30 Temmuz benim karındaşımın doğduğu gün. Cancağızım, dünyadaki
en yakın parçam, kardeşim doğum günün kutlu olsun. Allah yüzünü hep güldürsün. Bu
yaşın sana güzel bir değişimi hediye etti. Umarım çok güzel gelişir.
Günceciğim sana daha önce yazmıştım, kardeşimin ben
istediğim için bu dünyaya teşrif ettiğini. İyi ki istemişim. İnsanın bir
kardeşi olması güzel… Düşünsene fiziksel
ve kişilik olarak aynı özelliklere sahip olduğumuz tek şey kardeş. Yani aslında
en yakın bağ kardeşle olan bağ. DNA’ lar bile aynı özellikleri taşıyor.
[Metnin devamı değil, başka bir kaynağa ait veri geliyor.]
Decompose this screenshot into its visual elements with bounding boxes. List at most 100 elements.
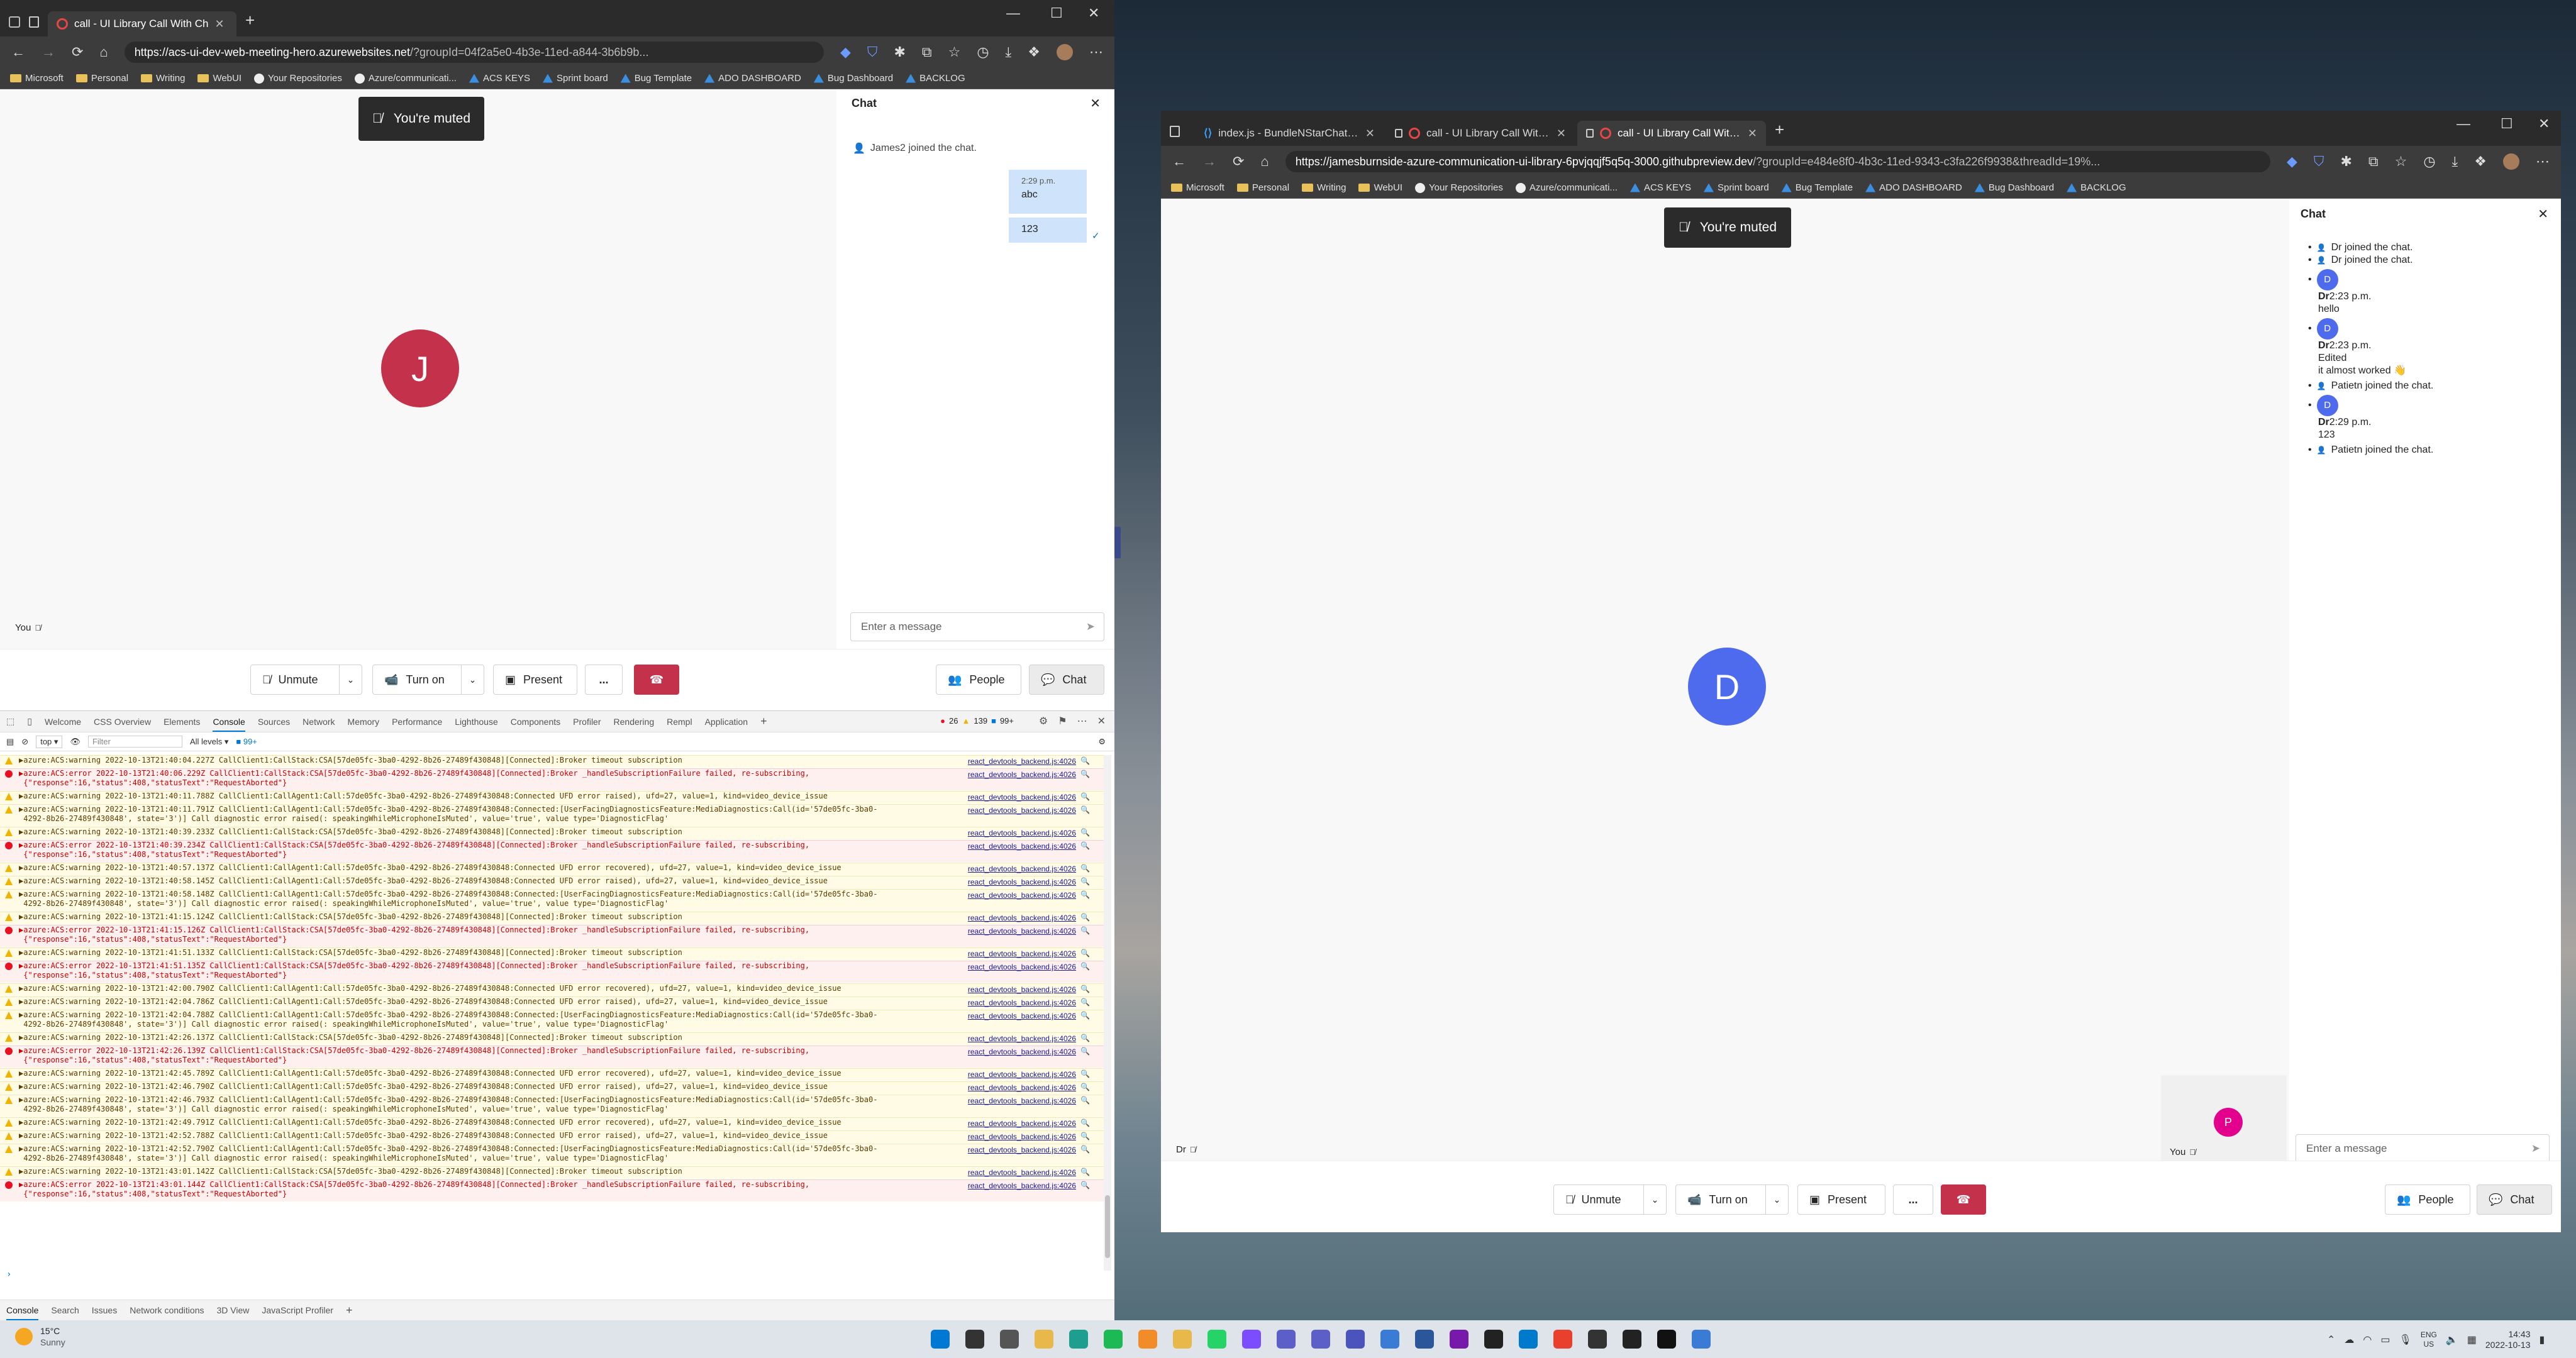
more-icon[interactable]: ⋯ [1077, 715, 1087, 727]
console-warning-row[interactable]: ▶azure:ACS:warning 2022-10-13T21:40:11.7… [0, 791, 1104, 803]
app-icon[interactable] [1623, 1330, 1641, 1349]
search-icon[interactable]: 🔍 [1080, 890, 1090, 900]
console-error-row[interactable]: ▶azure:ACS:error 2022-10-13T21:41:51.135… [0, 961, 1104, 983]
back-icon[interactable]: ← [1172, 153, 1186, 170]
clock[interactable]: 14:43 2022-10-13 [2485, 1329, 2531, 1350]
bookmark-item[interactable]: Your Repositories [254, 73, 342, 84]
console-warning-row[interactable]: ▶azure:ACS:warning 2022-10-13T21:40:58.1… [0, 876, 1104, 888]
notifications-icon[interactable]: ▮ [2540, 1333, 2545, 1346]
vscode-icon[interactable] [1519, 1330, 1538, 1349]
history-icon[interactable]: ◷ [2423, 153, 2435, 170]
onenote-icon[interactable] [1450, 1330, 1468, 1349]
source-link[interactable]: react_devtools_backend.js:4026 [968, 985, 1076, 995]
source-link[interactable]: react_devtools_backend.js:4026 [968, 1034, 1076, 1044]
devtools-tab[interactable]: Sources [258, 717, 290, 727]
extensions-icon[interactable]: ❖ [1028, 44, 1040, 60]
minimize-icon[interactable]: — [1006, 5, 1020, 21]
bookmark-item[interactable]: Personal [1236, 182, 1289, 193]
console-error-row[interactable]: ▶azure:ACS:error 2022-10-13T21:40:39.234… [0, 840, 1104, 862]
source-link[interactable]: react_devtools_backend.js:4026 [968, 757, 1076, 766]
app-icon[interactable] [1277, 1330, 1296, 1349]
bookmark-item[interactable]: ACS KEYS [469, 73, 530, 84]
add-tab-icon[interactable]: + [760, 715, 767, 728]
chat-button[interactable]: 💬 Chat [2477, 1184, 2552, 1215]
more-button[interactable]: ... [585, 665, 623, 695]
search-icon[interactable]: 🔍 [1080, 998, 1090, 1007]
issues-badge[interactable]: ■ 99+ [236, 737, 257, 746]
devtools-tab[interactable]: Profiler [573, 717, 601, 727]
tab-actions-icon[interactable] [1170, 126, 1180, 137]
drawer-tab[interactable]: 3D View [216, 1305, 249, 1315]
home-icon[interactable]: ⌂ [99, 44, 108, 60]
source-link[interactable]: react_devtools_backend.js:4026 [968, 806, 1076, 815]
search-icon[interactable]: 🔍 [1080, 926, 1090, 936]
source-link[interactable]: react_devtools_backend.js:4026 [968, 998, 1076, 1008]
close-chat-icon[interactable]: ✕ [2538, 206, 2548, 222]
console-warning-row[interactable]: ▶azure:ACS:warning 2022-10-13T21:41:15.1… [0, 912, 1104, 924]
spotify-icon[interactable] [1104, 1330, 1123, 1349]
search-icon[interactable]: 🔍 [1080, 1011, 1090, 1020]
context-select[interactable]: top ▾ [36, 735, 63, 748]
app-icon[interactable] [1138, 1330, 1157, 1349]
close-tab-icon[interactable]: ✕ [1557, 127, 1566, 140]
app-icon[interactable] [1380, 1330, 1399, 1349]
present-button[interactable]: ▣ Present [1797, 1184, 1885, 1215]
weather-widget[interactable]: 15°C Sunny [15, 1325, 65, 1348]
send-icon[interactable]: ➤ [2531, 1142, 2540, 1155]
drawer-tab[interactable]: JavaScript Profiler [262, 1305, 333, 1315]
console-warning-row[interactable]: ▶azure:ACS:warning 2022-10-13T21:40:58.1… [0, 889, 1104, 911]
console-warning-row[interactable]: ▶azure:ACS:warning 2022-10-13T21:40:04.2… [0, 755, 1104, 768]
console-warning-row[interactable]: ▶azure:ACS:warning 2022-10-13T21:43:01.1… [0, 1166, 1104, 1179]
source-link[interactable]: react_devtools_backend.js:4026 [968, 1132, 1076, 1142]
source-link[interactable]: react_devtools_backend.js:4026 [968, 1096, 1076, 1106]
profile-avatar[interactable] [1057, 44, 1073, 60]
feedback-icon[interactable]: ⚑ [1058, 715, 1067, 727]
scrollbar-thumb[interactable] [1105, 1195, 1110, 1258]
console-warning-row[interactable]: ▶azure:ACS:warning 2022-10-13T21:42:00.7… [0, 983, 1104, 996]
console-warning-row[interactable]: ▶azure:ACS:warning 2022-10-13T21:42:46.7… [0, 1095, 1104, 1117]
devtools-tab[interactable]: Lighthouse [455, 717, 498, 727]
file-explorer-icon[interactable] [1035, 1330, 1053, 1349]
teams-icon[interactable] [1311, 1330, 1330, 1349]
source-link[interactable]: react_devtools_backend.js:4026 [968, 1119, 1076, 1129]
bookmark-item[interactable]: WebUI [1358, 182, 1402, 193]
source-link[interactable]: react_devtools_backend.js:4026 [968, 1070, 1076, 1079]
devtools-tab[interactable]: Network [303, 717, 335, 727]
bookmark-item[interactable]: Writing [141, 73, 185, 84]
console-warning-row[interactable]: ▶azure:ACS:warning 2022-10-13T21:40:57.1… [0, 863, 1104, 875]
bookmark-item[interactable]: Azure/communicati... [354, 73, 457, 84]
search-icon[interactable]: 🔍 [1080, 1096, 1090, 1105]
source-link[interactable]: react_devtools_backend.js:4026 [968, 1047, 1076, 1057]
inspect-icon[interactable]: ⬚ [6, 716, 14, 727]
whatsapp-icon[interactable] [1208, 1330, 1226, 1349]
send-icon[interactable]: ➤ [1086, 621, 1095, 633]
source-link[interactable]: react_devtools_backend.js:4026 [968, 914, 1076, 923]
devtools-tab[interactable]: Welcome [45, 717, 81, 727]
console-warning-row[interactable]: ▶azure:ACS:warning 2022-10-13T21:42:04.7… [0, 1010, 1104, 1032]
messenger-icon[interactable] [1242, 1330, 1261, 1349]
message-input[interactable]: Enter a message ➤ [2296, 1134, 2550, 1163]
refresh-ext-icon[interactable]: ✱ [894, 44, 905, 60]
chevron-down-icon[interactable]: ⌄ [339, 665, 362, 694]
search-icon[interactable]: 🔍 [1080, 1083, 1090, 1092]
new-tab-icon[interactable]: + [1775, 120, 1784, 140]
edge-icon[interactable] [1069, 1330, 1088, 1349]
search-icon[interactable]: 🔍 [1080, 805, 1090, 815]
close-tab-icon[interactable]: ✕ [1365, 127, 1375, 140]
windows-start-icon[interactable] [931, 1330, 950, 1349]
search-icon[interactable]: 🔍 [1080, 1145, 1090, 1154]
search-icon[interactable]: 🔍 [1080, 841, 1090, 851]
console-settings-icon[interactable]: ⚙ [1098, 737, 1106, 747]
devtools-tab[interactable]: Application [705, 717, 748, 727]
search-icon[interactable]: 🔍 [1080, 877, 1090, 886]
task-view-icon[interactable] [1000, 1330, 1019, 1349]
console-error-row[interactable]: ▶azure:ACS:error 2022-10-13T21:40:06.229… [0, 768, 1104, 790]
mic-icon[interactable]: 🎙 [2399, 1333, 2412, 1346]
source-link[interactable]: react_devtools_backend.js:4026 [968, 864, 1076, 874]
warning-count[interactable]: 139 [974, 716, 987, 726]
hang-up-button[interactable]: ☎ [1941, 1184, 1986, 1215]
chat-button[interactable]: 💬 Chat [1029, 665, 1104, 695]
levels-select[interactable]: All levels ▾ [190, 737, 228, 747]
message-input[interactable]: Enter a message ➤ [850, 612, 1104, 641]
chevron-down-icon[interactable]: ⌄ [461, 665, 484, 694]
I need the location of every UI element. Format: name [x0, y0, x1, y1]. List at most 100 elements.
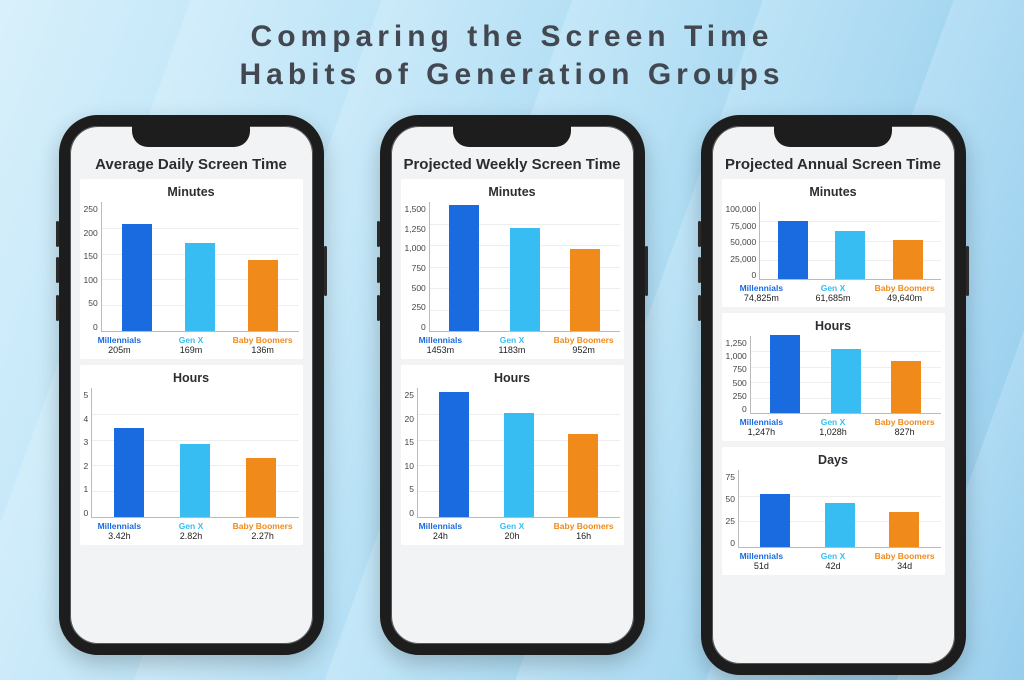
- y-axis: 2520151050: [405, 388, 417, 518]
- x-label: Millennials74,825m: [726, 283, 798, 303]
- category-value: 1,247h: [726, 427, 798, 437]
- category-value: 20h: [476, 531, 548, 541]
- chart-card: Minutes100,00075,00050,00025,0000Millenn…: [722, 179, 945, 307]
- bar-area: [91, 388, 298, 518]
- x-label: Baby Boomers827h: [869, 417, 941, 437]
- y-tick: 2: [84, 461, 89, 471]
- phone-frame: Average Daily Screen TimeMinutes25020015…: [59, 115, 324, 655]
- y-tick: 0: [93, 322, 98, 332]
- gridline: [92, 414, 298, 415]
- y-tick: 500: [733, 378, 747, 388]
- phone-title: Projected Weekly Screen Time: [401, 156, 624, 173]
- chart-plot: 2520151050: [405, 388, 620, 518]
- y-tick: 50: [88, 298, 97, 308]
- chart-card: Minutes250200150100500Millennials205mGen…: [80, 179, 303, 359]
- phone-frame: Projected Weekly Screen TimeMinutes1,500…: [380, 115, 645, 655]
- bar: [891, 361, 921, 413]
- bar-area: [417, 388, 620, 518]
- y-tick: 0: [409, 508, 414, 518]
- bar-area: [101, 202, 299, 332]
- y-tick: 50: [726, 494, 735, 504]
- y-tick: 25: [726, 516, 735, 526]
- chart-card: Hours1,2501,0007505002500Millennials1,24…: [722, 313, 945, 441]
- page-title: Comparing the Screen Time Habits of Gene…: [0, 0, 1024, 93]
- chart-title: Hours: [405, 371, 620, 385]
- category-name: Millennials: [405, 335, 477, 345]
- category-value: 3.42h: [84, 531, 156, 541]
- category-value: 16h: [548, 531, 620, 541]
- chart-plot: 543210: [84, 388, 299, 518]
- y-axis: 1,5001,2501,0007505002500: [405, 202, 429, 332]
- category-name: Baby Boomers: [227, 335, 299, 345]
- category-name: Baby Boomers: [548, 335, 620, 345]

Şimdi onun doğduğu günü hatırlıyorum gerçi ben de
küçüktüm ama bu olay beynime kazınmış durumda. Mersin, Ataş Rafinerisinde
çalışıyordu babam. Kocaman bir sitede lojmanlarda oturuyorduk. Site içinde
hastane de vardı. Annem babamla gece doğum için hastaneye gitmiş. Evde anneannem,
teyzem ve kuzenim var. Sabah uyandım, annem yok evde korktum tabi. Anneannem ve
teyzem bana kardeşimin doğduğunu ve hastanede olduklarını söylediler. O kadar
büyük bir merak ve istekle beklemiştim ki kardeşimi, daha fazla dayanamadım.
Çok
uslu, annesiz hiçbir yere gitmeyen bir çocuk olduğum halde evden fırladım
dışarı. Hastaneye gittim. Bizim bloğa yakındı. Dışarıdan bakmaya başladım. Babamın
arabasını gördüm ve içine binip oturdum. O sırada hemşirelerden birisi camdan beni
görmüş. Her zaman annemle beraber hastaneye giderdik, beni tanıyor ve
seviyorlardı. Koşarak yanıma geldi, “kardeşin doğdu sonunda gel sana göstereyim
onu” dedi. Körün istediği bir göz, Allah verdi iki göz. Hemen gittim hemşire
ablayla hastaneye. Koridorda ilerlerken kapısı aralık olan bir odanın önünden
geçiyorduk ki içeride annem ve babamı gördüm. Annem hasta yatağında, babam başucundaydı.
Onlar da beni fark edip şaşırmışlar. Bu çocuk tek başına ne arıyor buralarda
diye. Ben de bana kızacaklar diye çok korktum. Evden izinsiz çıkmıştım ya.
Neyse hemşire beni camlı bir bölmede, özel yataklarda
yatan birkaç bebeğin olduğu yere götürdü. Bir tanesini gösterip “işte senin
kardeşin o” dedi. İçim nasıl ısındı o tombiş kardeşe anlatamam. 4 kilo
civarında doğmuş. Sonra annemin yanına götürdü beni. Onlara evden nasıl
kaçtığımı ve bana kızmamalarını söyleyip, özür diledim. Tabi kızmadılar.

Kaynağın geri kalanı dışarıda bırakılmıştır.